Wildlife INSIDE the house

Now then. About the rats.

Several days ago, hubby saw something greyish that he assumed was a rat. Just for a split second, and he didn’t get a good enough look to ascertain genus/species with any degree of accuracy.

However, since then, our garbage in the kitchen has been routed through, crackers (still in their wrapping) have been ripped into, soap has been gnawed at (interesting little tidbit there for ya!), and rat droppings have been seen.

Starting three nights ago, Fahim put out rat poison. Every morning, it’s disappeared.

Rat poison. Looks like a brownie, but with poison. Seriously, it looks that good.

This morning, Fahim thought I should go through the kitchen and see if we could find it. Perhaps it had a nest in there?

So we pull the fridge away from the wall (my bright idea) and we find… guess what? More crackers and the rat poison.
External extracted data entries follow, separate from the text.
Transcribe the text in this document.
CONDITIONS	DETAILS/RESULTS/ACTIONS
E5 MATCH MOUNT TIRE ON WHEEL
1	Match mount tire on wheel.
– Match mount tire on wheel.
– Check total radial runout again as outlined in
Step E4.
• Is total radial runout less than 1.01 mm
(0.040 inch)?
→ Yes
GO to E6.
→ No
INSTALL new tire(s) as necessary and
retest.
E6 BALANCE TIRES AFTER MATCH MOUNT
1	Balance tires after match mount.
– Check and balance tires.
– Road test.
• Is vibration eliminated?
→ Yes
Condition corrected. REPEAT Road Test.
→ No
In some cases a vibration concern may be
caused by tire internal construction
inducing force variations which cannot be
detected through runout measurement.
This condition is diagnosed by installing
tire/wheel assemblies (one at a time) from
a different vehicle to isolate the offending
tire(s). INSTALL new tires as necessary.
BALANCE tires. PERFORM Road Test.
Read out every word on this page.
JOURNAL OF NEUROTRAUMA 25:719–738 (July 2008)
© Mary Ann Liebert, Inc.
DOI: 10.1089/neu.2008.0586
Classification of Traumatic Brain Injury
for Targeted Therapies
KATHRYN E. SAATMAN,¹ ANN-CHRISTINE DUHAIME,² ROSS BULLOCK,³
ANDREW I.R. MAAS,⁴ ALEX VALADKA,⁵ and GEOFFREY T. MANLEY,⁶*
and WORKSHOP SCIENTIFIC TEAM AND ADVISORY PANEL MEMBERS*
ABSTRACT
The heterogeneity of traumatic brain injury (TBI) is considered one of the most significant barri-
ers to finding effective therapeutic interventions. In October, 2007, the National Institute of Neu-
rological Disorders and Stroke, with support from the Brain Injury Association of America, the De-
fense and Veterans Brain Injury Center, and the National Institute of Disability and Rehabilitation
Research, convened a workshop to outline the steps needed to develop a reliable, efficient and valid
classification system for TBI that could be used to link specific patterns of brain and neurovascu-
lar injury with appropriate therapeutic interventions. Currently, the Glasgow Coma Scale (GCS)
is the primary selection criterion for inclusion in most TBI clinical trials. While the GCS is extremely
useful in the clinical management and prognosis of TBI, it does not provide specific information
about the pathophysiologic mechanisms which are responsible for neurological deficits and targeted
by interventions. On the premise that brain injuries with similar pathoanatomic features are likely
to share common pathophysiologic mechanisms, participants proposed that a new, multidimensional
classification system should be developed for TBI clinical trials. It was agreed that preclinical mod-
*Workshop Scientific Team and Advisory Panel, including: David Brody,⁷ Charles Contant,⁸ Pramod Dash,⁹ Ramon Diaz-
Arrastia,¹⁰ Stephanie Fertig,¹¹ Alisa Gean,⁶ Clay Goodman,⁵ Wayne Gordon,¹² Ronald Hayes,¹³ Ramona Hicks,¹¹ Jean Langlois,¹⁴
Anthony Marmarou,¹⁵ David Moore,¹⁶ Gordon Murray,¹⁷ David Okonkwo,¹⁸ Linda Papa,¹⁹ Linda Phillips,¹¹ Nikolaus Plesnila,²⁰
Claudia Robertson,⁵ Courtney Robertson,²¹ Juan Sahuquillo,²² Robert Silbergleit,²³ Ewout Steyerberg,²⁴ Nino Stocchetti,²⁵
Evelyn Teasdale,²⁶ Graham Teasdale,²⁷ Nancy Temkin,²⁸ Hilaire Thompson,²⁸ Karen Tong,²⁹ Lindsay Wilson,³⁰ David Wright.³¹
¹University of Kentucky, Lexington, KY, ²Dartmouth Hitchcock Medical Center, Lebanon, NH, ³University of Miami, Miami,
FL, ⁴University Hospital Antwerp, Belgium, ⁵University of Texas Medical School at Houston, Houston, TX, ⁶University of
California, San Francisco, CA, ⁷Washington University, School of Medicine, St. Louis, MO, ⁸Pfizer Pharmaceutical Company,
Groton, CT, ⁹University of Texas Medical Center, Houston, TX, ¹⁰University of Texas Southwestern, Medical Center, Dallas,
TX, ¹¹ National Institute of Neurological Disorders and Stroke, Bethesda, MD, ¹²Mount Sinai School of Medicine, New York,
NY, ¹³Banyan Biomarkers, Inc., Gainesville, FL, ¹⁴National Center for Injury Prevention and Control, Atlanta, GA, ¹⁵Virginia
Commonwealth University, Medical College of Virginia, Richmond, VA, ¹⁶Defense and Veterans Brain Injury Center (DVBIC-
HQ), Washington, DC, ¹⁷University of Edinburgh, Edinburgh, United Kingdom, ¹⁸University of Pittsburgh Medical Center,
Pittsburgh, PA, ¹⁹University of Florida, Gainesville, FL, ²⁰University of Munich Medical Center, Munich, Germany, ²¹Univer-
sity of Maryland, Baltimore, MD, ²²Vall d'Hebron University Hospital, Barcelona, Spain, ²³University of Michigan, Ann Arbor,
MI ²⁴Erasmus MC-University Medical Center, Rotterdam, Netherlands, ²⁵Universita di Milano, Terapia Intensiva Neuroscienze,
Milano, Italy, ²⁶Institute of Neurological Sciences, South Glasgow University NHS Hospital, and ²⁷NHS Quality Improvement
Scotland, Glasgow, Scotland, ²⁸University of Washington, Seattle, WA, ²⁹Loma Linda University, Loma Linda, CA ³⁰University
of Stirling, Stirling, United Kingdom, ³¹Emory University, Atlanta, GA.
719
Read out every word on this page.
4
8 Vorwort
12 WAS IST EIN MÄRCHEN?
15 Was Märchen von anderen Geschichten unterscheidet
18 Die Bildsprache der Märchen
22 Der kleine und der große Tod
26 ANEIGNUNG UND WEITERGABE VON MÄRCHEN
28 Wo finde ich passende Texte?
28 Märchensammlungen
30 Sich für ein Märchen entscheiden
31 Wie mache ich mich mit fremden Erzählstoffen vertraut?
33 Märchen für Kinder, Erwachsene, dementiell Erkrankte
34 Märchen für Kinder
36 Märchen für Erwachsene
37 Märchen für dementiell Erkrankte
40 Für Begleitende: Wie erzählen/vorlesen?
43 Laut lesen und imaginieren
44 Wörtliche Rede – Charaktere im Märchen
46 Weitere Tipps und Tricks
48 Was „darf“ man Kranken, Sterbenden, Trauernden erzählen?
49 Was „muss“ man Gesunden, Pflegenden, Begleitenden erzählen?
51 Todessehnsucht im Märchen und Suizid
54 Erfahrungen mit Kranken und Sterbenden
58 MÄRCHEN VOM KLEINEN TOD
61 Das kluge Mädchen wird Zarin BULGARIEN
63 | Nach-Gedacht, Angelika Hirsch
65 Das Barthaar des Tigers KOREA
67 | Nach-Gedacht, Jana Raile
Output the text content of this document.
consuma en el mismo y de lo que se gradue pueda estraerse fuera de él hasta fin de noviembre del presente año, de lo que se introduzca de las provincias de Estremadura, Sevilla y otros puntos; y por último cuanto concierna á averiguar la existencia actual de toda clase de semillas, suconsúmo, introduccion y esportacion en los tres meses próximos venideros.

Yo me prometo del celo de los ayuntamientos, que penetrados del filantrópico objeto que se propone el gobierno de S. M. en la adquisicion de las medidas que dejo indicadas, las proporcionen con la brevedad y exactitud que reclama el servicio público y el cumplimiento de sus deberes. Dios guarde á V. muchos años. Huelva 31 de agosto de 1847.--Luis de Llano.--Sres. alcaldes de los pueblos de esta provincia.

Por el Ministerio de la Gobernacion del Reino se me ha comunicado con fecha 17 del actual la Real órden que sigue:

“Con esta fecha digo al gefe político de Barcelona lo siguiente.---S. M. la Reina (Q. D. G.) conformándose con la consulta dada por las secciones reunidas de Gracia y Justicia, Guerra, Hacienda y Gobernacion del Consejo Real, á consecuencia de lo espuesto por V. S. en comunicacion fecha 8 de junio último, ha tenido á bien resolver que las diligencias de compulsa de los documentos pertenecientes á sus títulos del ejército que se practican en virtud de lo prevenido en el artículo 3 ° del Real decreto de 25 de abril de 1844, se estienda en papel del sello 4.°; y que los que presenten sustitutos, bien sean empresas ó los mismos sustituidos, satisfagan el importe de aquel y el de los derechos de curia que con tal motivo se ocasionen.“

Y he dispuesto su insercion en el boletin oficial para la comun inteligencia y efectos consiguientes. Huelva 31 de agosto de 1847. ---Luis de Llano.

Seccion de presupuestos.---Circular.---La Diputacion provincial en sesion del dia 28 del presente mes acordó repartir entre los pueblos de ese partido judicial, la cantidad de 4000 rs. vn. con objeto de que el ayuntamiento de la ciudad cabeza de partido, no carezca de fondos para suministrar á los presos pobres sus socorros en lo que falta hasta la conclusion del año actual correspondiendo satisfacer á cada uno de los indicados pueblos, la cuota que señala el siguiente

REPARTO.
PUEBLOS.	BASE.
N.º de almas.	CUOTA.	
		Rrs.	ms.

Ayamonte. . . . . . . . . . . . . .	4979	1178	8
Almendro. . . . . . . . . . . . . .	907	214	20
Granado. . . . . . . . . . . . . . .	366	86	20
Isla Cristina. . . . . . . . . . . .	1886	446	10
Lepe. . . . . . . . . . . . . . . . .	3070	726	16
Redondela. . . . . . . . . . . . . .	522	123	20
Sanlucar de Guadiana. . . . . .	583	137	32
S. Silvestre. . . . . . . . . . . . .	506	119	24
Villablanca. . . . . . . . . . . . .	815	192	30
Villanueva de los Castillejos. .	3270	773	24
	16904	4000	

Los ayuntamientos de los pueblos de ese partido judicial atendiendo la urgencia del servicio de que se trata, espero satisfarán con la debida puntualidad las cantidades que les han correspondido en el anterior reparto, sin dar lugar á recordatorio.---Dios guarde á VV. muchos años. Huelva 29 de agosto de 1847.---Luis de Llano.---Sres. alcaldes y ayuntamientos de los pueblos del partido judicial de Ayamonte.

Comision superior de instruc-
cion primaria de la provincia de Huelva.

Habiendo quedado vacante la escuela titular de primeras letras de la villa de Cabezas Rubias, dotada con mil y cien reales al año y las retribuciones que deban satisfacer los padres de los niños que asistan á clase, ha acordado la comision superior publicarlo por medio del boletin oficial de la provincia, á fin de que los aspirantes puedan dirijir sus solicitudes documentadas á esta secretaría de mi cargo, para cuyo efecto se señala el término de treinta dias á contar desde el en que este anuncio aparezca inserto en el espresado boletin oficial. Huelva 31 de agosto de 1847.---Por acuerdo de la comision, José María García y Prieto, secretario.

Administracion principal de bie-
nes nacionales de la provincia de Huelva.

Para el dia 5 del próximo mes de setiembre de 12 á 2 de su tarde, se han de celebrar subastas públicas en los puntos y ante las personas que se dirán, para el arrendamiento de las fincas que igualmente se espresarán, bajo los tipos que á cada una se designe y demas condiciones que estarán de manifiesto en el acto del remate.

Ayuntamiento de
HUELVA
But wait, the crackers. They’re now stored in the cupboard, so how did the rat get at them?

As it turns out, we had an airtight container with crackers on our ant-free cupboard. The container’s still there. No crackers, and a yellow liquid residue was left behind. No, I haven’t washed it yet. Nor have I smelled it. And no, I’m not certain that it’s rat urine. I don’t want to find out. I’m not touching that thing again until I find that pair of rubber gloves I have kicking around. Assuming the rats haven’t eaten those, too.

Anyway. Lid back on. Not tight, but back on.

IS NOTHING SACRED??????

We hypothesized for a few minutes that it could be a squirrel trapped in the house (as we think of the squirrel that climbed our drapes, and then quickly escaped outside as we got increasingly louder), but then we remembered the chicken bone it got out of the garbage, and hubby figures squirrels won’t go for chicken bones, so it’s gotta be a rat. I admit I know not enough of rat or squirrel dietary habits.

Our cleaning lady – when we told her of the rat situation – suggested that we mix together rice and fish, which rats apparently love, and mash in some panadol (pain killer, probably similar to tylenol, but I’m not certain on that point). Apparently, the panadol will kill them. But how much panadol? And we’d have to go get some first.

We’re willing to go out and get some. And rat traps, too, although they can be messy.

Remember those three pieces of rat poison the rat took away? Completely intact. Not eaten, not chewed, not snacked upon. Just hoarded.